All of the characters we’ll see in the pages to come live on the 11th floor of a big downtown apartment building. After a big block party (celebrating Garret’s 39th birthday – we’ll meet Garret shortly) they all agreed to participate in a new initiative: The 11th Floor Saturday Meeting. Sri Humana proposed the initiative. In brief, his idea was to hold weekly meetings where each week one of the neighbors would share a personal problem with the group, in hopes that at least one group member could provide some useful advice to help resolve it.
And now, here’s the group:
The Hudsons – The average family – John, 35 years old, is an IT specialist with a bachelor’s degree from M.I.T., works at a medium-sized IT company. Sarah is 36 years old; she is a housewife who also works at the family’s independent grocery store. Max is John and Sarah’s 10-year-old son; he likes rap music, sports and astronomy. Emily, John’s 6-year-old sister, likes to dance and spy on her brother.
The Hudsons live in one of the building’s smaller apartments. The kids go to the nearest school. Sarah stayed home for years, raising the kids, but now she has enough spare time to do some outside work. She and John decided to open a small grocery store, which Sarah would run. The store would target green-thinking local customers, offering a limited selection of healthy vegetables and fruits sourced from local farmers.
Thomas – The shy scientist – Thomas wears glasses and doesn’t use a comb. He tends to be future-oriented, but is generally uncertain, insecure, and doesn’t communicate well with others. When he does engage in conversation, he tends to speak in a scientific way. He comes from a rich family that still supports him financially. After graduating from college with degrees in physics and statistics, he worked for a couple of years at the National Statistical Agency. Recently he earned an MBA degree online and is now looking for a science-oriented job in the field of Behavioral Economics.
Sri Humana – The positive-thinking guru – Mature and relaxed, Sri Humana has the appearance of an elder wise man. When expressing himself, he favors vague words connected in very reasonable ways, speaking slowly, clearly, and with passion. He wears a charming smile – except when in front of a camera. He is spiritual, practicing both yoga and meditation, and is a firm believer in his own philosophy (at times with the help of self-delusion), which focuses on holistic, existential and philosophical questions and themes. Sri Humana works as a spiritual leader of rich and confused people; among his client-followers are actors, rap stars and sports figures – as well as a few bankrupted businessmen and the lazy wives of their successful friends. He preaches Intelligent Design and likes to argue his holistic ideas with the help of abstract and sophisticated scientific theories such as quantum mechanics.
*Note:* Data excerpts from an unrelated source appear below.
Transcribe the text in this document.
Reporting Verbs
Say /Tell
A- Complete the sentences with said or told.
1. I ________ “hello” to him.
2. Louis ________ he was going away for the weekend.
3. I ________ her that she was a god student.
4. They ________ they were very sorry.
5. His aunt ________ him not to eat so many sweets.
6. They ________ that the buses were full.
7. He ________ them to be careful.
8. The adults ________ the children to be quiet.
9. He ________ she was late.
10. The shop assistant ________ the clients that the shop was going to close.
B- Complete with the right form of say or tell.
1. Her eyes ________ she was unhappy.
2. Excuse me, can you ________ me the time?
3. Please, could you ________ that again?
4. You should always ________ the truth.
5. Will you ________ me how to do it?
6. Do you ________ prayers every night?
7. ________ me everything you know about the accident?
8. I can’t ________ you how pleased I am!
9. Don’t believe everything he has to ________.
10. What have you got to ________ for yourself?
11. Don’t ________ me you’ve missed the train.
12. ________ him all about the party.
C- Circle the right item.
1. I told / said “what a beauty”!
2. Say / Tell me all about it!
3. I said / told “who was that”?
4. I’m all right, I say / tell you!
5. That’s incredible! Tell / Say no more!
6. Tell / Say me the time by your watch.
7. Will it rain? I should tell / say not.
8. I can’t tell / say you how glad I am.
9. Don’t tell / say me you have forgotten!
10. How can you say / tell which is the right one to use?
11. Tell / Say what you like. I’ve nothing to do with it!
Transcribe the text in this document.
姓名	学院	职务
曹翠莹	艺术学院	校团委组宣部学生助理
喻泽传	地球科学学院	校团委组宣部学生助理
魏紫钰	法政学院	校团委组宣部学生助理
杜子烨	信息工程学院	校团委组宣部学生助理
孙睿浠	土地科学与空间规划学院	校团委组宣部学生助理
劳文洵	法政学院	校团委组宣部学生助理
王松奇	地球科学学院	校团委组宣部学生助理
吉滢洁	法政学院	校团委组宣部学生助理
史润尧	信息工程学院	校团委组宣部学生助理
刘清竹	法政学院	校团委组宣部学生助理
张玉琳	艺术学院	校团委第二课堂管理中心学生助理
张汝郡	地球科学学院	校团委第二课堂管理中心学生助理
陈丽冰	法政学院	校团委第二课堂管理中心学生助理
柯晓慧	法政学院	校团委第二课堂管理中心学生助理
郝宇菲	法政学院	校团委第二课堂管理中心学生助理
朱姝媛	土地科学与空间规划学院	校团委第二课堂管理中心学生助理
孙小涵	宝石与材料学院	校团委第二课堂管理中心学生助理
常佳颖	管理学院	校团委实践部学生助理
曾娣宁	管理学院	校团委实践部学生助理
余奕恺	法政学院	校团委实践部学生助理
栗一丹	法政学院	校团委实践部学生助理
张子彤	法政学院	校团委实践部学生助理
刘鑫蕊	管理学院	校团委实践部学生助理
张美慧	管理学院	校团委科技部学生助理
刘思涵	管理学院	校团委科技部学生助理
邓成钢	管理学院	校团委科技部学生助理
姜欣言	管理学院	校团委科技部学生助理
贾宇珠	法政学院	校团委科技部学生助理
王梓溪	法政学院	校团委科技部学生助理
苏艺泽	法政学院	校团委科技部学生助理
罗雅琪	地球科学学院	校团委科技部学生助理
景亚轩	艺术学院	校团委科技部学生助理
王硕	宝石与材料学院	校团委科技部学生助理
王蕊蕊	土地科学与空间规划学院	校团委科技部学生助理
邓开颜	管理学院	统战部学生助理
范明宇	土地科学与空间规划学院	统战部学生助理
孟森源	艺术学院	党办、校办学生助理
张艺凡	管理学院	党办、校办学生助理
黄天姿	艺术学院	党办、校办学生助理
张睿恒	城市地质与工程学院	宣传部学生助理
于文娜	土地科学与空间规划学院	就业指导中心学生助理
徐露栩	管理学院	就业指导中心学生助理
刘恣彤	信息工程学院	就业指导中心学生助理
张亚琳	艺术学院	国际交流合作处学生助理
Garret – The lucky bastard – Garret has a well-paid job as CFO of a medium-sized, publicly-traded financial company. He is confident, handsome, smart, and a gambler, surrounded by beautiful girls. Viewing himself as better than others and showing it in his attitudes. He focuses on the now, and is aggressive in his actions – with strategies to “conquer it all.” He enjoys games, sports, and competition of all sorts, as well as “adrenalin experiences” like sky-diving and base jumping.
Ann – The arrogant bitch – Ann has a well-paid job as Sales Executive for a celebrity magazine. She is now-focused, confident, attractive and fashion-conscious, with new breast implants and years of experience seducing men to advance her career. Like Garret, she thinks she is better than others, and her attitude shows it. She is manipulative – able to turn on the tears at will, and shift her philosophic views opportunistically to serve her current interests.
So, why do we need fictitious characters to explore ideas about material wealth? Because it’s fun to use them and can be quite illustrative. I shall use them now and then, just for the sake of presenting ideas in a more human way.